Hierarchical Place Trees: Modeling Memory Hierarchy for Task parallelism, Yonghong Yan

Modern computer systems feature multiple homogeneous or heterogeneous computing units with deep memory hierarchies, and expect a high degree of thread-level parallelism from the software. Exploitation of data locality is critical to achieving scalable parallelism, but adds a significant dimension of complexity to performance optimization of parallel programs. This is especially true for programming models where locality is implicit and opaque to programmers. In this talk, we introduce the hierarchical place tree (HPT) model as a portable abstraction of hardware memory system for task parallelism. The HPT model supports co-allocation of data and computation at multiple levels of a memory hierarchy. It can be viewed as a generalization of concepts from the Sequoia and X10 programming models, resulting in capabilities that are not supported by either.
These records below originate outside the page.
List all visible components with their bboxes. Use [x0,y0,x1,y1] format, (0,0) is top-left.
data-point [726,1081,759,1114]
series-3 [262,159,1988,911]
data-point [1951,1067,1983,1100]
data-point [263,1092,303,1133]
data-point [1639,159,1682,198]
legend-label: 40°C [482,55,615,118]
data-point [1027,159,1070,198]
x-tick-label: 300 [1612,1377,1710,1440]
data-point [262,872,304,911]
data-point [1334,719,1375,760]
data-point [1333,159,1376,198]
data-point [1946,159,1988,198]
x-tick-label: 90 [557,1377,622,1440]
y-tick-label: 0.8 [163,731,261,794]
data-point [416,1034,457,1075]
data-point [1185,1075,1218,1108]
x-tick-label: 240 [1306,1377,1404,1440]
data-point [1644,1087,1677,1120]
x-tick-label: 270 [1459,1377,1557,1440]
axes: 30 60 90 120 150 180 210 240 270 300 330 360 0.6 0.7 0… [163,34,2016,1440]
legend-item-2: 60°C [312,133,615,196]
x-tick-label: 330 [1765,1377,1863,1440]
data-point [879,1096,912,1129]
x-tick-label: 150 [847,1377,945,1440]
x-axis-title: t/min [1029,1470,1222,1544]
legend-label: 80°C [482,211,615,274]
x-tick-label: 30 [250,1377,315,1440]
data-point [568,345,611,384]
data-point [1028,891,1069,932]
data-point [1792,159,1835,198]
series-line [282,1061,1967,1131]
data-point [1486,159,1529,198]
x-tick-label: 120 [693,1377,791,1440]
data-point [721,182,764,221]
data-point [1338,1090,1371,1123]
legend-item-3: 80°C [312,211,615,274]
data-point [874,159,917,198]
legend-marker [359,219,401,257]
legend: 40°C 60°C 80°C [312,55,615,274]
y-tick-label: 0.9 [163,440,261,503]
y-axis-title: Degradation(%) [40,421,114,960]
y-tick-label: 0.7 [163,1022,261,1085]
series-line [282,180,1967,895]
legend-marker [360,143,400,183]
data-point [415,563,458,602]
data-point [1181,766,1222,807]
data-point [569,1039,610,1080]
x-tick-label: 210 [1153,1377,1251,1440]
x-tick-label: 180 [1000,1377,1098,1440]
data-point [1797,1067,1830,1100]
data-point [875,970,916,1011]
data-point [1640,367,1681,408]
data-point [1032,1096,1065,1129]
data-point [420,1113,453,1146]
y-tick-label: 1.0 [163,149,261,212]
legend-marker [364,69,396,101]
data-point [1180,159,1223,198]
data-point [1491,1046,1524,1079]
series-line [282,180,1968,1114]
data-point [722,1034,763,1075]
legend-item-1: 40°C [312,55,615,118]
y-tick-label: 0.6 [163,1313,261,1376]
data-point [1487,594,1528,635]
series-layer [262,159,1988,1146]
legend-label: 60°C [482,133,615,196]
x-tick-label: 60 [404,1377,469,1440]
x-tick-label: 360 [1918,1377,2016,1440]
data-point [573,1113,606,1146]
Compared to Sequoia, HPT supports three kinds of data movement in a memory hierarchy, implicit access, explicit in-out parameters, and explicit asynchronous transfer, rather than just explicit data transfer between adjacent levels; as well as dynamic task scheduling rather than static task assignment. Compared to X10, HPT provides a hierarchical notion of places for both computation and data mapping. Our prototype implementation of the HPT model uses the Habanero-Java (HJ) compiler and runtime system. Preliminary results on general-purpose multicore processors and GPU accelerators indicate that the HPT model can be a promising portable abstraction for future multicore processors. We expect better performance improvement in the current work-in-progress implementation using Habanero-C compiler and runtimes.